Осенью, когда курс Софьи переместился на второй год обучения, я приступила к работе над дипломным спектаклем “Путешествие в Твин-Пикс” по мотивам сериала Дэвида Линча. Увидев в коридоре Школы-студии Соню с заметно округлившимся животом, я утвердилась в правильности своих предсказаний. Но каково же было мое изумление, когда эта студентка пришла на первое занятие в полной готовности принимать участие в работе. У нас состоялся разговор… я предлагала в спектакле участия не принимать, не занимать место, которое с пользой получит другая студентка; спокойно насладиться беременностью, а затем и месяцами счастливого материнства… Соня слушала, опустив голову, потом тихо произнесла: “Можно я буду работать?
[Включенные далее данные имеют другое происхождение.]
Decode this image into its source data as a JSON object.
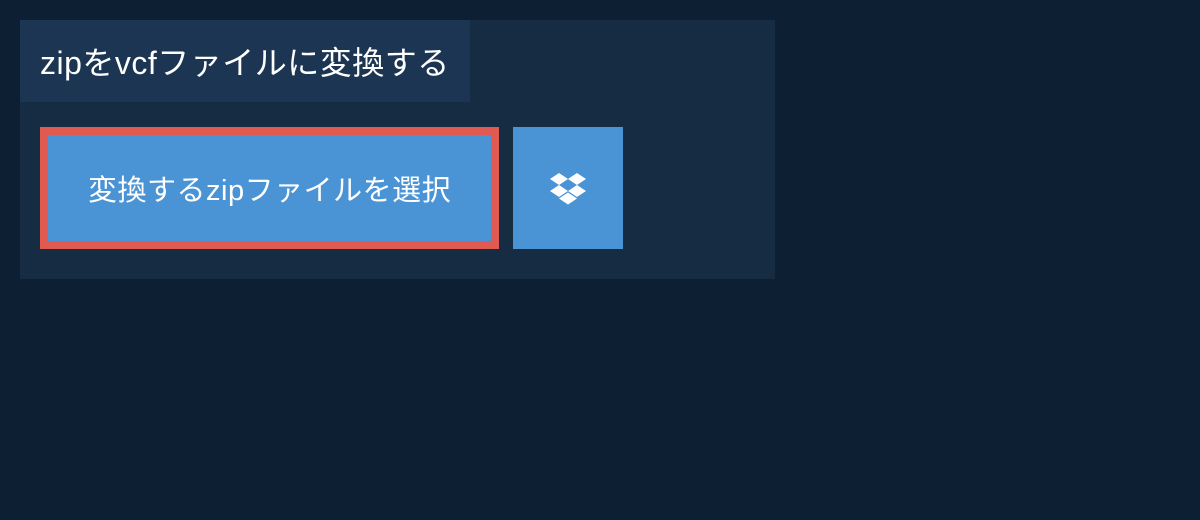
{
  "title": "zipをvcfファイルに変換する",
  "select_button_label": "変換するzipファイルを選択",
  "colors": {
    "background": "#0d1f33",
    "panel": "#162c42",
    "title_bar": "#1b3552",
    "button": "#4a94d6",
    "highlight_border": "#e05a52"
  }
}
Я буду работать”. Услышав железобетонную интонацию, я отступила.

Всё, что происходило в этот год работы над спектаклем, меня абсолютно поразило: она первая и всегда готовая приходила на занятия, с видимыми усилиями преодолевала все недюжинные трудности и нагрузки наравне со всеми студентами, с кроткой покорностью выслушивала мои нелицеприятные крики в свой адрес, никакие увещевания поберечься на нее не действовали – она трудилась, как раб на галерах. Зимой, в каникулы, она родила дочь, это прошло без какого-либо нарушения учебного процесса. После зимних каникул она уже была в строю, каждые три часа неслышно удалялась сцеживать молоко, и заветные бутылочки с водителем отправлялись домой к новорожденной. Я видела, как расплываются молочные круги на груди ее репетиционной формы, пыталась ее поберечь, на что получала мягкий, интеллигентный отпор.